Fisrstly, the four main adjudication criteria
are:
- Quality of the argument
- Presentation style
- Teamwork
- Star quality. That ineffable feeling you get right here (point to your heart) when the debater has that je ne sais quoi
The speeches will each be six minutes long and
will have one minute of protected time at the beginning and the end.
Protected means that no POIs may be asked
during that time
A POI or Point of Information is a question
that must be short and to the point.
Unfortunately, the POIs can only come from the
debaters and not from the audience although, at the end of the debate while our
honorable jury deliberates, the debaters will be able to take questions and
comments from the floor.
You will hear a first bell after one minute
{BELLGIRL RINGS BELL}
A second after five minutes
{BELLGIRL RINGS BELL}
And a final bell at the end of the sixth minute
{BELLGIRL RINGS BELL FORCEFULLY}
(Make sure you have the bellgirl write down how
long any speech was that finished before the allotted time. The jury may ask
for this later.)
Finally, a Point of Order may be asked if a
debater feels that there has been a procedural problem or use of unparliamentarily
language. Only one of the ten debaters may ask a Point of Order and it must be addressed to me directly, the bellgirl will stop the clock and I
will make a ruling on whether the Point of Order is sustained or not.

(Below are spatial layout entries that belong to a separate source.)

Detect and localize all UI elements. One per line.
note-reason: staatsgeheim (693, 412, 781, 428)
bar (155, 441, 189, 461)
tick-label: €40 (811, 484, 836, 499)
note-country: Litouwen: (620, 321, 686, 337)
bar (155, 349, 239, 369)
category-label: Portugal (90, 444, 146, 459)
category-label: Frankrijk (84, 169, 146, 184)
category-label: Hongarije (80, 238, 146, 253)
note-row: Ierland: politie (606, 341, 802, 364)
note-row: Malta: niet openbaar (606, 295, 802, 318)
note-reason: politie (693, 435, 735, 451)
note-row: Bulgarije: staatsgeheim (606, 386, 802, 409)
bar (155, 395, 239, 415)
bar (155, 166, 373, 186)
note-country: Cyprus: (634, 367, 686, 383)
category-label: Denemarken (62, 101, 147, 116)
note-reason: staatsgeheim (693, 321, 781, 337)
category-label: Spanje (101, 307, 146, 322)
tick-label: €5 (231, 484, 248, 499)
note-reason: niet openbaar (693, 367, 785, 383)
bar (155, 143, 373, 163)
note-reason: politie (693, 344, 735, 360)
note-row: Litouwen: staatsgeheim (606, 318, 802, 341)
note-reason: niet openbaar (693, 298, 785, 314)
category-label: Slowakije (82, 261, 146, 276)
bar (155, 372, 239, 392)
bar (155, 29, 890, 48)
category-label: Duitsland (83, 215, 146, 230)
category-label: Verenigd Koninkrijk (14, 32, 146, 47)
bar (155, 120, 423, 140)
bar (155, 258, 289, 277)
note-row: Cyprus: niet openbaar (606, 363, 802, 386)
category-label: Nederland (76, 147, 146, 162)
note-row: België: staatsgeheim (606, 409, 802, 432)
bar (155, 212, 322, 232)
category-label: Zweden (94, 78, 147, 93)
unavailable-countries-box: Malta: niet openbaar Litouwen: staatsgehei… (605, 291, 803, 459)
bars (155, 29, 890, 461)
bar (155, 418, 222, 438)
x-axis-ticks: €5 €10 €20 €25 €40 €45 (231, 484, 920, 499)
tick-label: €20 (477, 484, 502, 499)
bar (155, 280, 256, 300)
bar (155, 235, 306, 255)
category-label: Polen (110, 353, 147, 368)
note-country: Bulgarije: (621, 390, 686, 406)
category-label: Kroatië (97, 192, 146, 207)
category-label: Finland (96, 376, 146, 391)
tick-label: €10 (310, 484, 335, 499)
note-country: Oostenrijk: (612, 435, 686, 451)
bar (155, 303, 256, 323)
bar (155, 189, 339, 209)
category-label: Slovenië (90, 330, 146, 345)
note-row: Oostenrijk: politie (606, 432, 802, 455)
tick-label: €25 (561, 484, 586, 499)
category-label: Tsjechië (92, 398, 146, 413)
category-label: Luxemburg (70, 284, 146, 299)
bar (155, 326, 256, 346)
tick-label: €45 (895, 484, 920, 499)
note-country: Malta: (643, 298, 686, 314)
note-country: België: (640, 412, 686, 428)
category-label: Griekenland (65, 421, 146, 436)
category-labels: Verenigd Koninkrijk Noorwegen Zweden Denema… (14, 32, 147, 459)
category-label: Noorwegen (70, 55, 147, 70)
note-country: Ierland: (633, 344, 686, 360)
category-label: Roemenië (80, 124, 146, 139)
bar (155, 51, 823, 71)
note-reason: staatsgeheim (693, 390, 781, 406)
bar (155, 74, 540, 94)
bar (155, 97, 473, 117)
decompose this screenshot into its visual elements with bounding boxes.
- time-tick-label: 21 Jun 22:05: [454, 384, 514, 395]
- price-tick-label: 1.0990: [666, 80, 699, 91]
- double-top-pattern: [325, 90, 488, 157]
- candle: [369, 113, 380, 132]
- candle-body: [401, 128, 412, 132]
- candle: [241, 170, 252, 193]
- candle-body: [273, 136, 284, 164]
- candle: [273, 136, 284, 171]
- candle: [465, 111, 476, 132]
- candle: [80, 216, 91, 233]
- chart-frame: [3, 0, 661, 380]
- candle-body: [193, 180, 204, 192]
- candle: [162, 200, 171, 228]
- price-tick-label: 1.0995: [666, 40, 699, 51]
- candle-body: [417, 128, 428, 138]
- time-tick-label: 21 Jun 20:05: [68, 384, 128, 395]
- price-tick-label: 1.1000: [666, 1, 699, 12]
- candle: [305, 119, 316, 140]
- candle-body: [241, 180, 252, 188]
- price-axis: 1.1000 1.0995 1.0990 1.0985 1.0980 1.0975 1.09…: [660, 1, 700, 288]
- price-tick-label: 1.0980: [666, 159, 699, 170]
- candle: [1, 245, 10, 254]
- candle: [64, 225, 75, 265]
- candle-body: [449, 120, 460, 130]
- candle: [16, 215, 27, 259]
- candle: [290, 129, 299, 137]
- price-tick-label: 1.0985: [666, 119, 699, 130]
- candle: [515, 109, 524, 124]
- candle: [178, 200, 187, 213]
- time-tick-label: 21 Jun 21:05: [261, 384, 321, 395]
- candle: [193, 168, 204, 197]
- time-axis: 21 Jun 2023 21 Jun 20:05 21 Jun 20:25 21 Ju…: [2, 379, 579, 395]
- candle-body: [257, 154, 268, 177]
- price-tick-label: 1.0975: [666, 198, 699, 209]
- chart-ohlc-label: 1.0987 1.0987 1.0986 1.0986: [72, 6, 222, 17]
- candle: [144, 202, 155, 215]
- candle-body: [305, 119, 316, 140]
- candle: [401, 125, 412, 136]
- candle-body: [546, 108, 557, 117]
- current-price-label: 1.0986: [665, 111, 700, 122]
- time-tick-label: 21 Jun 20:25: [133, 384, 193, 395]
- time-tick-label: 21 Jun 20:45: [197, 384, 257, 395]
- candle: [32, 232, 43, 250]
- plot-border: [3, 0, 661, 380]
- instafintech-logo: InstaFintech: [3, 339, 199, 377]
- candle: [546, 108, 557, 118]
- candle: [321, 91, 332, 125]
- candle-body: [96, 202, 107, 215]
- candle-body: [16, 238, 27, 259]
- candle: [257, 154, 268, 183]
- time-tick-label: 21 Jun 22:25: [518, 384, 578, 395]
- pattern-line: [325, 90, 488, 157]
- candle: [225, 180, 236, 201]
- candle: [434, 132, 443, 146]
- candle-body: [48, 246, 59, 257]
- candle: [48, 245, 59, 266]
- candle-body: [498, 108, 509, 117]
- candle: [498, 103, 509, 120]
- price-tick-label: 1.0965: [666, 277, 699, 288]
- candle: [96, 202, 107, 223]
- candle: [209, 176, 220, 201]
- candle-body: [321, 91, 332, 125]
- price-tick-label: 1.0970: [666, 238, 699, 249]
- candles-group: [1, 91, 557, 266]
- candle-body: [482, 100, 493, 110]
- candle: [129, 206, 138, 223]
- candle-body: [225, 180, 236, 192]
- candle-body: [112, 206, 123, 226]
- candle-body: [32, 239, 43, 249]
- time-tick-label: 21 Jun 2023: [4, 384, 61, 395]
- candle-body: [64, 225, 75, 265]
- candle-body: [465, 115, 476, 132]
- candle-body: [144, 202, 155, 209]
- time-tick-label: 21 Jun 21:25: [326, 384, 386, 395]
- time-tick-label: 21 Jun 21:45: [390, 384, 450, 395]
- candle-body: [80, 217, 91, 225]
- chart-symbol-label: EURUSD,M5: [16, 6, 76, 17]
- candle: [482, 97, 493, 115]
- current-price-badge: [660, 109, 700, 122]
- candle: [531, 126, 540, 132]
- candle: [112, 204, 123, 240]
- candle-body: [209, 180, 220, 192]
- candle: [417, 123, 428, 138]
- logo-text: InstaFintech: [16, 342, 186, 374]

I can see that we have a fine audience tonight,
and, although silence may be one of the hardest arguments to refute, in the
words of the president of the French Debating Association, Declan Mcavana, the only
silence we will welcome here tonight is that of your mobile phones.
Indeed,
when you, dear audience, strongly agree with a point made, you will cry (let the audience shout “hear hear”) and when you take objection, you will
cry (let the audience shout “shame!”)
I now call on the first speaker of the
proposition, the prime minister, _________________
(After each speech, try to find a witty thing
to say about the speech. For example, if a debater talks about Einstein, you
could say “thank you for that relatively eloquent speech.” If you can’t think
of anything, just thank the debater after the applause has died down and they
are reseated, then call on the next)
And now, I call upon the leader of the
opposition, _________________
And now, I call upon the second speaker of the
proposition, _________________
And now, I call upon the second speaker of the
opposition, _________________
And now, I call upon the third speaker of the
proposition, _________________
And now, I call upon the third speaker of the
opposition, _________________
And now, I call upon the fourth speaker of the
proposition, _________________
And now, I call upon the fourth speaker of the
opposition, _________________
And now, I call upon the final speaker of the
proposition, _________________
And now, I call upon the final speaker of the
opposition, _________________
Well, that brings this excellent debate to a
close. When the adjudicators are ready, I would like them to leave the room to
deliberate while we open this debate to the floor.
(Once the jury has left, have two microphones
available, one for the debaters and one to be passed around the audience. If
no-one wants to ask questions or there is a lull, ask the debaters if there are
any POIs that were refused that they would like to ask now. Fill the time until
the jury gets back, let them make the announcement and make sure they announce
a best speaker of the losing team)
I would like to thank the audience for coming
here tonight, the adjudicators for their hard work, the bellgirl, for excellent
timekeeping while maintaining such poise and elegance, and finally the ten
debaters before me. Thank you all and goodnight/afternoon/day!”